Hey Sunshine, nice post as usual! You can make trival things look very special. Just dont worry. Keep writing.
feel more mature!
i am roughly the same age as u and when someone remarked of such a strand on my head, i just couldn't believe i cud have something like that!
by the way, dont use kesh kala, just say u got a single strand dyed especially for some summer pyjama party/weekend hangout/welcoming freshers/next potluck/some random event to be different.
abhinav
nice post. white hair is nothing to be bothered about if you ask me. i am the same age as you are and i have had white hair since i was in high school. Mostly genetic i suppose. My dad also has had white hair for a long time. Often people mistake my dad to be my mom's father, and most of my sis' classmates and teachers thought he was her grandfather. For me, when my cousins used to make fun of me back then saying am old, i would just reply "you are just jealous you are not as wise as i am, ~quote~Gray hair is a crown of splendor; it is attained by a righteous life. - prov 16:31 ~/quote~". Sure got the whole lot fuming enough to make my day. :D
And as for the white hair itself, my mom tells me to use coconut hair mixed with henna and insists it will work. But i have theorized that the combo gives the white hair mirror like properties to reflect the surrounding dark hair and disappear in the crowd.
simba- hehe, I love to read your comments, as much as I love my posts.
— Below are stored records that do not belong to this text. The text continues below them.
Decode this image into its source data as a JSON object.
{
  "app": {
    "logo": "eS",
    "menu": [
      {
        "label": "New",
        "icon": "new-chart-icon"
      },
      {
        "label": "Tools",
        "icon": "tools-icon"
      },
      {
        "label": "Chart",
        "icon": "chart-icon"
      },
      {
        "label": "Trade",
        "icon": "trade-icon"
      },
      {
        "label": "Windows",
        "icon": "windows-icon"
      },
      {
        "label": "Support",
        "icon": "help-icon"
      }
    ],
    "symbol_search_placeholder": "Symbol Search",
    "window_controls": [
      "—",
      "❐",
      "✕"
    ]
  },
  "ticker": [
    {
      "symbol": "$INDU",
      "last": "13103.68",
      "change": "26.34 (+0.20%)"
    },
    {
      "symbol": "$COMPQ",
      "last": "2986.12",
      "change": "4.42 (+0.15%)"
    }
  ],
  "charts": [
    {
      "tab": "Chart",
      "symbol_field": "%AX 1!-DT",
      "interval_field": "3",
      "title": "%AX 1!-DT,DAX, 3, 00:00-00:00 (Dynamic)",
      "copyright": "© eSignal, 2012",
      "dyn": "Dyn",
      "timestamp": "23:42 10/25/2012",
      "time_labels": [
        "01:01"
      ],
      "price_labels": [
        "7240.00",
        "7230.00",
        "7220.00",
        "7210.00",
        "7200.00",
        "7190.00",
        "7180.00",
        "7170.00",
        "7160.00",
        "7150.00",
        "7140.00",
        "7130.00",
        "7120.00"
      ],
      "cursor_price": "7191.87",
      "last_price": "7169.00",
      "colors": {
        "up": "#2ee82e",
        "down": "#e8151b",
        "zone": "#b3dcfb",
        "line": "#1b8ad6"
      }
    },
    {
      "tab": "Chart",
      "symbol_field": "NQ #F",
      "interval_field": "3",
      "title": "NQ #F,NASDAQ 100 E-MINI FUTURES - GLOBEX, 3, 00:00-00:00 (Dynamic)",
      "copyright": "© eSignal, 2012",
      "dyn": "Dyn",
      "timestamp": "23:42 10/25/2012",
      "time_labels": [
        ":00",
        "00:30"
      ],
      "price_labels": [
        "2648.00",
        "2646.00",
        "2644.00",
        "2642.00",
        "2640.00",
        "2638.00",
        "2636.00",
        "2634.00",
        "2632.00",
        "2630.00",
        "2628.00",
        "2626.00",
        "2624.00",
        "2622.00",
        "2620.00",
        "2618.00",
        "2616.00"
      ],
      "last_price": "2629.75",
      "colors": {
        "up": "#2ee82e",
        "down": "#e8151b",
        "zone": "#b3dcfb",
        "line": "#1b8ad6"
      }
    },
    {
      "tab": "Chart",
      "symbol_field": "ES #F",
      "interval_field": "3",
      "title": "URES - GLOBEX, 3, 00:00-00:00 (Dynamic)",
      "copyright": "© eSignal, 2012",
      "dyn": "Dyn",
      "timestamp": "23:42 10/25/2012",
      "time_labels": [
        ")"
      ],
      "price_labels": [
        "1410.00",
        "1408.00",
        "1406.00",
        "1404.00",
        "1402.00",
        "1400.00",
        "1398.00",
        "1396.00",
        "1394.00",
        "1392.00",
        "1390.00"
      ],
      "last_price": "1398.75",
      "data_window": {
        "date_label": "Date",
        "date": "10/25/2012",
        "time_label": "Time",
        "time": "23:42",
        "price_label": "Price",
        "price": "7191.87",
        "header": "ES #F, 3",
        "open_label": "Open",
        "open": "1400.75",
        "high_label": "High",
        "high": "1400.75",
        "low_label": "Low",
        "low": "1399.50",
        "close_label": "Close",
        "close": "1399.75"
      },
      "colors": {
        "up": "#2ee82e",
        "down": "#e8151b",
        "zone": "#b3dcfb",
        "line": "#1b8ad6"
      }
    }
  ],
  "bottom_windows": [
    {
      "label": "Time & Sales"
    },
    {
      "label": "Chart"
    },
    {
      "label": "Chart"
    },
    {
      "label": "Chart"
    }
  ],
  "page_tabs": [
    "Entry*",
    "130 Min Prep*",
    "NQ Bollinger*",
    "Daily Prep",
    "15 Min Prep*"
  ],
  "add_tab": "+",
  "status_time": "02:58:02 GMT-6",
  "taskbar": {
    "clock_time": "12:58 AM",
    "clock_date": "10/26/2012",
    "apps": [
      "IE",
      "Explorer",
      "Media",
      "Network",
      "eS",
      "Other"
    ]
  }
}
mintykulkarni- that is the best compliment according to me, seriously.
tetracyclops- arre kesh kala was just a reference... I am very wary of what I put on my head.
johnny- wow, some beauty tips, mm? Hey thanks buddy.
dont worry.everything will turn grey soon:)
My sympathies! I felt the same when I saw a grey/white hair. As a generation we are greying faster than our parents.
Sometimes I see women in their 50s and 60s dye their hair jet black in India and it amuses me.